1発勝負のトーナメント戦の高校野球であれば、「4番・投手」として投・打・走に全力プレーを求めることもできるかもしれないが、「大谷翔平投手の二刀流が注目されてはいるけれど、MLBやNPBは、自分が投手として登板している試合で本気で打ったり走ったりはできないレベルいなってきているのだろう」と神田教授は見ている。
実際、大谷がMLB入りする際も、「普通に投手が打席に入れるナ・リーグの方が適切」という見方もあったが、実際に本人が選んだのはDH制のあるア・リーグのエンゼルスだった。
「かつてメジャーで投手としてシーズン11勝を挙げるなど活躍し、後に野手に転向したリック・アンキール氏は当初から『オオタニは絶対にア・リーグに行くべきだ。二刀流の才能を生かすにはDH制しかない』と断言していた」と神田教授。登坂日は投球、野手として出場する日は打撃と走塁に専念するスタイルでなければ、二刀流の成功はおぼつかないということだろう。
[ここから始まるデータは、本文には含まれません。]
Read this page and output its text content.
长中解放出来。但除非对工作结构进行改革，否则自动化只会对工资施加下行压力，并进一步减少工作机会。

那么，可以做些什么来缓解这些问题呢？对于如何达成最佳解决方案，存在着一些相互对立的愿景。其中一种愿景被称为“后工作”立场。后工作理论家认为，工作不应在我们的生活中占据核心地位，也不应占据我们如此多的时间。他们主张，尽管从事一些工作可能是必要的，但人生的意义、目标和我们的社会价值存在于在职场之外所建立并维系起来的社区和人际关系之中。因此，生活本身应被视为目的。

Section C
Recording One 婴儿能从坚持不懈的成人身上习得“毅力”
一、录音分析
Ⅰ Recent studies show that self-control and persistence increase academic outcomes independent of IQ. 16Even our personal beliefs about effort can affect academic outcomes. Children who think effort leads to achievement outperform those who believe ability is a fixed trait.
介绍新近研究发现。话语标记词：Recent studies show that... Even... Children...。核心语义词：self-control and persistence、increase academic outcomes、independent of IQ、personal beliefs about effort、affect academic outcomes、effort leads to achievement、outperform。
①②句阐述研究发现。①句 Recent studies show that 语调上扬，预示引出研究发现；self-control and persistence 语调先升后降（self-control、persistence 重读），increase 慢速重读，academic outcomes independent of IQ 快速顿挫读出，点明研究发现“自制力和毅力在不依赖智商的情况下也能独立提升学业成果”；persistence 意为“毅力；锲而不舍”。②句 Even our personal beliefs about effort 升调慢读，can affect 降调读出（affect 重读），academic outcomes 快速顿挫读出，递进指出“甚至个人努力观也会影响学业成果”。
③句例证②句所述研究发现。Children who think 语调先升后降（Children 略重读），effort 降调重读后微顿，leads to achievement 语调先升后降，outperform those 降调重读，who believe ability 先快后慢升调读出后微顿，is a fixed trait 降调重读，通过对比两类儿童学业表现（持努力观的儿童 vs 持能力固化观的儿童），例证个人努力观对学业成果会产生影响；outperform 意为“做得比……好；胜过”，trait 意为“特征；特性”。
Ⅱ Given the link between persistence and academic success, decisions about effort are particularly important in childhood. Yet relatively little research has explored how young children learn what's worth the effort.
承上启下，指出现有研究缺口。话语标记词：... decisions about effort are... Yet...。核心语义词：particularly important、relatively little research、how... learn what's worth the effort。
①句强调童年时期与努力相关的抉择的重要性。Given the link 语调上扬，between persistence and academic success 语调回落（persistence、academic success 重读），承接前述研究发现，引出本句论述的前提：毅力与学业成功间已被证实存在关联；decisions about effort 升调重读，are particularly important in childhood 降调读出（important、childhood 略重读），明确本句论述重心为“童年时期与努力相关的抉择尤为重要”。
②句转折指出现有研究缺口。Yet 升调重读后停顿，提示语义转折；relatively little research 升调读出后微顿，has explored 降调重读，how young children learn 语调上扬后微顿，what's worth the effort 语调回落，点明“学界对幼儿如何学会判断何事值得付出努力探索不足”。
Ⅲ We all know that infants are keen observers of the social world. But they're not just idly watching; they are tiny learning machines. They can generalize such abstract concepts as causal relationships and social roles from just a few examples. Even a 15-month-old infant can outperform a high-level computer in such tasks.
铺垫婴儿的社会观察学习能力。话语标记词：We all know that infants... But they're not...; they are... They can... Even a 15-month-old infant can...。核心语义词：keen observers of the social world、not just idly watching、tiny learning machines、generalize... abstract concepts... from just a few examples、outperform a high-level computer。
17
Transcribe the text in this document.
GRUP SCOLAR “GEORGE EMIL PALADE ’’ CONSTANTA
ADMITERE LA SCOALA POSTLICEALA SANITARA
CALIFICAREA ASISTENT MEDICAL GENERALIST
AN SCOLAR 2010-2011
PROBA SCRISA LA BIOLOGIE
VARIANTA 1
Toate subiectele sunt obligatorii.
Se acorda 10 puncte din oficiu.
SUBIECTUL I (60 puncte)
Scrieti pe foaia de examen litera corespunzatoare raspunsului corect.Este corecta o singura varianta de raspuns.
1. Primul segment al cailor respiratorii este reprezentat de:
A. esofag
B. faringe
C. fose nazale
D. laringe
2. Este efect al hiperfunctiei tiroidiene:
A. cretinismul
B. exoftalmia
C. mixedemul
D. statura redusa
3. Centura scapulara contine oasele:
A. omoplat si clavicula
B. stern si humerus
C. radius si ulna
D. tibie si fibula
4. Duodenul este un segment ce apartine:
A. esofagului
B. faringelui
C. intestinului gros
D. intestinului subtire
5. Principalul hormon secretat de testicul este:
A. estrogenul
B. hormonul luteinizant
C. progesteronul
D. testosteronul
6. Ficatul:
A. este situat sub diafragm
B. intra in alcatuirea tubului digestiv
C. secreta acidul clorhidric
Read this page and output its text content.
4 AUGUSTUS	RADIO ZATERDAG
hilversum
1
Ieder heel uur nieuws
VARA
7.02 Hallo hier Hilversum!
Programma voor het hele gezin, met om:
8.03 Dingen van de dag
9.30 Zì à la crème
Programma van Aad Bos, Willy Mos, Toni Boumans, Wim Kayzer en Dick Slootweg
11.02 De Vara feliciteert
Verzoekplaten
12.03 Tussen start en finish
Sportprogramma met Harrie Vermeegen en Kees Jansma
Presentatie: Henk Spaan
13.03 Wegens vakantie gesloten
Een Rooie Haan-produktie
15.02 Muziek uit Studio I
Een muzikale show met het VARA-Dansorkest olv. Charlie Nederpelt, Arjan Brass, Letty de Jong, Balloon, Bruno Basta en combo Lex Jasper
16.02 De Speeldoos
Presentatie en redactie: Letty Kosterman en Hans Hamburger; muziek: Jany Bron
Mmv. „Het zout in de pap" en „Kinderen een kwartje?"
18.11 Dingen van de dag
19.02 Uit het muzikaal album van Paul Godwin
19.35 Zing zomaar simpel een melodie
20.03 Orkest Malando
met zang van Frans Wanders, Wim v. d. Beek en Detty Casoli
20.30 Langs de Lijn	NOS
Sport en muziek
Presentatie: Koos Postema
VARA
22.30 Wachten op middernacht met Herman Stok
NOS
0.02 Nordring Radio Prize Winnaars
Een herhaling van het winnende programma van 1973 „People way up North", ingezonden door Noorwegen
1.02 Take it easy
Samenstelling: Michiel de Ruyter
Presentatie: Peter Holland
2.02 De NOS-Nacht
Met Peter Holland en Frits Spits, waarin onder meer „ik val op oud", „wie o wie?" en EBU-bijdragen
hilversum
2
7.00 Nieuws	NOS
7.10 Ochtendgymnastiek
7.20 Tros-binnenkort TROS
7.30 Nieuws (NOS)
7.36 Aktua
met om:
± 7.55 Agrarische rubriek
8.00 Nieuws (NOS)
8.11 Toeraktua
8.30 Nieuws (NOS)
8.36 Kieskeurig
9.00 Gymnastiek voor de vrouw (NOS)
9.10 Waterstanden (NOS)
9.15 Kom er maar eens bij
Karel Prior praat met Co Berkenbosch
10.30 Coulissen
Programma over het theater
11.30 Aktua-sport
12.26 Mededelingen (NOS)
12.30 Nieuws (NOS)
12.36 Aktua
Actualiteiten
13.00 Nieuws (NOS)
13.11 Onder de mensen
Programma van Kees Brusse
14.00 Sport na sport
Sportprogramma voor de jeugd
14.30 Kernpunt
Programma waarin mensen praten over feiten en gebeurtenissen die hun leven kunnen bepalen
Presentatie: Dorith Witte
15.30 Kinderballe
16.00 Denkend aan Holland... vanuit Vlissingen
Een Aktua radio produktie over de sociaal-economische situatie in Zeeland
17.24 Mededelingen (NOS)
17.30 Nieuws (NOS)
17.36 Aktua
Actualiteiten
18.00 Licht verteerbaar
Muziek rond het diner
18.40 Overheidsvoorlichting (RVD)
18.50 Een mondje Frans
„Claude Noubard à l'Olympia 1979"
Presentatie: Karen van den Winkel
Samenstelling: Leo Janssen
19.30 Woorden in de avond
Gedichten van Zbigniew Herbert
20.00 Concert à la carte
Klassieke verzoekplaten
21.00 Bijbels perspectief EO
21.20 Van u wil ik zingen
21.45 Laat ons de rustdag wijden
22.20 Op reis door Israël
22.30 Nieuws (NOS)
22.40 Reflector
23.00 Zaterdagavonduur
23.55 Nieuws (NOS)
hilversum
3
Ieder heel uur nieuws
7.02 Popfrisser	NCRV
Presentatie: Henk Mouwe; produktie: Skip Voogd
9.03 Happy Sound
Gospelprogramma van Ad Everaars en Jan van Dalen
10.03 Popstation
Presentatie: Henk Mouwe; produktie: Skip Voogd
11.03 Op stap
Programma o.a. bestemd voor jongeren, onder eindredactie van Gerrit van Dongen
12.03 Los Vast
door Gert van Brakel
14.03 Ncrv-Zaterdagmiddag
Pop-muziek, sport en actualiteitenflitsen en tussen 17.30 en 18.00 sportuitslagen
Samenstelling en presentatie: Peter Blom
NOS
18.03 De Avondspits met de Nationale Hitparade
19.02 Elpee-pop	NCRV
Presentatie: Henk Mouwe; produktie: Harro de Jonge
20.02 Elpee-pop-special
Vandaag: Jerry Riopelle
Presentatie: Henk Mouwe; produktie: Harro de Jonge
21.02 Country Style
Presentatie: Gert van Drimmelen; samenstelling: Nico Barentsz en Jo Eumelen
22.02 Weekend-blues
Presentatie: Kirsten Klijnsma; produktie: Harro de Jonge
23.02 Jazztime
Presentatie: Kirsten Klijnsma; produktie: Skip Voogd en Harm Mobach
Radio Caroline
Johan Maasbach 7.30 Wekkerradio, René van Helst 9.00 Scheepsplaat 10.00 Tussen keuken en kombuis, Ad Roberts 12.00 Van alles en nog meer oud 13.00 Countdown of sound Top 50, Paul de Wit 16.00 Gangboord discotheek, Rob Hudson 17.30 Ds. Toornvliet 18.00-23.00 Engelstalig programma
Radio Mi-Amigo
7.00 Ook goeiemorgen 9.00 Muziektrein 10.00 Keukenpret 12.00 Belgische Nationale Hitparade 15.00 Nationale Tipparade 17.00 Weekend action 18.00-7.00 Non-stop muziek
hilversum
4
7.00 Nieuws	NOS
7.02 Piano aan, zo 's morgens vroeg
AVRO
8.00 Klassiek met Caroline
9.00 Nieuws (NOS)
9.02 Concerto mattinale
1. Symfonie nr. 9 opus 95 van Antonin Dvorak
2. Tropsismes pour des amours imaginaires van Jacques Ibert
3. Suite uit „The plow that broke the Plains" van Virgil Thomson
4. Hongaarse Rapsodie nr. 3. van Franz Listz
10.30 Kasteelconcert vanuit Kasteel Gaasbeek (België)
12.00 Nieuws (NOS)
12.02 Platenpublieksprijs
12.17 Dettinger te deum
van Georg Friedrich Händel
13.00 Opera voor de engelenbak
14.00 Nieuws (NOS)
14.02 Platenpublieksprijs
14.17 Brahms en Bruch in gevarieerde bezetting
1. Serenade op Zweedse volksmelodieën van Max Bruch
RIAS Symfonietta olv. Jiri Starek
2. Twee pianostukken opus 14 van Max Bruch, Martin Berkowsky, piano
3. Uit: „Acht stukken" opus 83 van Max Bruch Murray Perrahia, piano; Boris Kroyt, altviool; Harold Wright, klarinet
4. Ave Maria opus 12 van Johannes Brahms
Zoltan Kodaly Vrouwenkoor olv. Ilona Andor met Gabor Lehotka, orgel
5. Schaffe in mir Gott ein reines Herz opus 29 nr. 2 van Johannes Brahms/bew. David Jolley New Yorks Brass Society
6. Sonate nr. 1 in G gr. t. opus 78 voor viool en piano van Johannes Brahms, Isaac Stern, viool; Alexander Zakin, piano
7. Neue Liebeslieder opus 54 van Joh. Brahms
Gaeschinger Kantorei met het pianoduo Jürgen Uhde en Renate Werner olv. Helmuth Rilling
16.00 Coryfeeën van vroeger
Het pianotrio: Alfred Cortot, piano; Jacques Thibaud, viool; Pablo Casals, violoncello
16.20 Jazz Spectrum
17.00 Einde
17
一方、NCAA(全米大学体育協会)の野球ルールでは、ユニークなDH制が採用されているという。打撃が得意な投手が先発する場合、スタメンに「P/DH」(投手兼指名打者)として登録し、投手として降板後もDHとして打席に立つことが可能。日本のパ・リーグなどでは、打撃のいい先発投手がバッティングオーダーに名を連ね、試合途中で降板した場合、後続の救援投手たちも代打を送られる以外は打席に立つしかなく、それに比べるとNCAAの方が起用に幅ができる。こうした例も参考にして、日本独自のDH制が考案されてもいいのかもしれない。